Note that there are several choices for $A$ and $B$ with $AB=C$. For example, $A=I$, $B=C$, or $B=I$ and $A=C$. Another possibility is $$ A=\pmatrix{ 0 & 1 \cr 1 & 0 \cr},\quad B=\pmatrix{ 0 & 1 \cr -1 & 0 \cr}. $$

Answer 2

HINT: Take $A = \begin{pmatrix} a & b \\ c & d \\ \end{pmatrix}$ and $B = \begin{pmatrix} e & f \\ g & h \\ \end{pmatrix}$. Then by using the equation given, find some restrictions for the unknown variables $a,b,c,d,e,f,g,h$. After that, you can find $BA$ in terms of unknown variables and with the restrictions, you can generalize some of the results.

Answer 3

A trivial answer to this question is as follows:

Let us assume $A=I_2=\begin{bmatrix} 1 & 0 \\ 0 & 1 \end{bmatrix}$, then $B = \begin{bmatrix} -1 & 0 \\ 0 & 1 \end{bmatrix}$.

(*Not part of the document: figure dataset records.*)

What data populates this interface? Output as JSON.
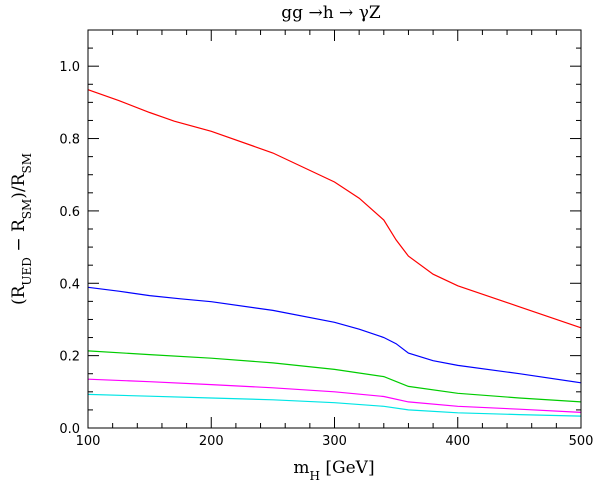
{
  "chart_data": {
    "type": "line",
    "title": "gg →h → γZ",
    "xlabel": "m_H [GeV]",
    "ylabel": "(R_UED − R_SM)/R_SM",
    "xlim": [
      100,
      500
    ],
    "ylim": [
      0,
      1.1
    ],
    "grid": false,
    "legend": "none",
    "x_ticks": [
      "100",
      "200",
      "300",
      "400",
      "500"
    ],
    "y_ticks": [
      "0.0",
      "0.2",
      "0.4",
      "0.6",
      "0.8",
      "1.0"
    ],
    "series": [
      {
        "color": "#ff0000",
        "x": [
          100,
          125,
          150,
          160,
          170,
          200,
          250,
          300,
          320,
          340,
          350,
          360,
          380,
          400,
          450,
          500
        ],
        "y": [
          0.935,
          0.905,
          0.872,
          0.86,
          0.848,
          0.82,
          0.76,
          0.68,
          0.635,
          0.575,
          0.52,
          0.475,
          0.425,
          0.393,
          0.335,
          0.277
        ]
      },
      {
        "color": "#0000ff",
        "x": [
          100,
          125,
          150,
          175,
          200,
          250,
          300,
          320,
          340,
          350,
          360,
          380,
          400,
          450,
          500
        ],
        "y": [
          0.389,
          0.378,
          0.366,
          0.357,
          0.349,
          0.325,
          0.292,
          0.273,
          0.25,
          0.233,
          0.207,
          0.186,
          0.173,
          0.15,
          0.125
        ]
      },
      {
        "color": "#00cc00",
        "x": [
          100,
          150,
          200,
          250,
          300,
          340,
          360,
          400,
          450,
          500
        ],
        "y": [
          0.213,
          0.203,
          0.193,
          0.18,
          0.162,
          0.142,
          0.115,
          0.096,
          0.083,
          0.072
        ]
      },
      {
        "color": "#ff00ff",
        "x": [
          100,
          150,
          200,
          250,
          300,
          340,
          360,
          400,
          450,
          500
        ],
        "y": [
          0.135,
          0.128,
          0.12,
          0.111,
          0.1,
          0.087,
          0.072,
          0.06,
          0.052,
          0.043
        ]
      },
      {
        "color": "#00e5e5",
        "x": [
          100,
          150,
          200,
          250,
          300,
          340,
          360,
          400,
          450,
          500
        ],
        "y": [
          0.093,
          0.088,
          0.083,
          0.078,
          0.07,
          0.06,
          0.05,
          0.042,
          0.037,
          0.033
        ]
      }
    ]
  }
}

Which means $AB=BA= \begin{bmatrix} -1 & 0 \\ 0 & 1 \end{bmatrix}.$

I think there are multiple answers to this question and we need more information.

Also it is not mentioned anywhere that matrices $A$ and $B$ should have dimension $2\times 2$, which means we can have $A$ of dimension $m\times 2$ and $B$ of dimension $2\times n$ for $n\neq m$, which means we cannot find $BA$.

Answer 4

From $$AB = \begin{bmatrix} -1 & 0 \\ 0 & 1 \end{bmatrix}$$ follows $ABAB = I$ where $I$ is the identity matrix. Consequently

1. $A$ and $B$ are invertible,
2. $A(BA)B = I$, whence $BA = A^{-1}B^{-1}$.

Thus the answer is $BA = A^{-1}B^{-1}$. It is the unique solution and it does not require any further information.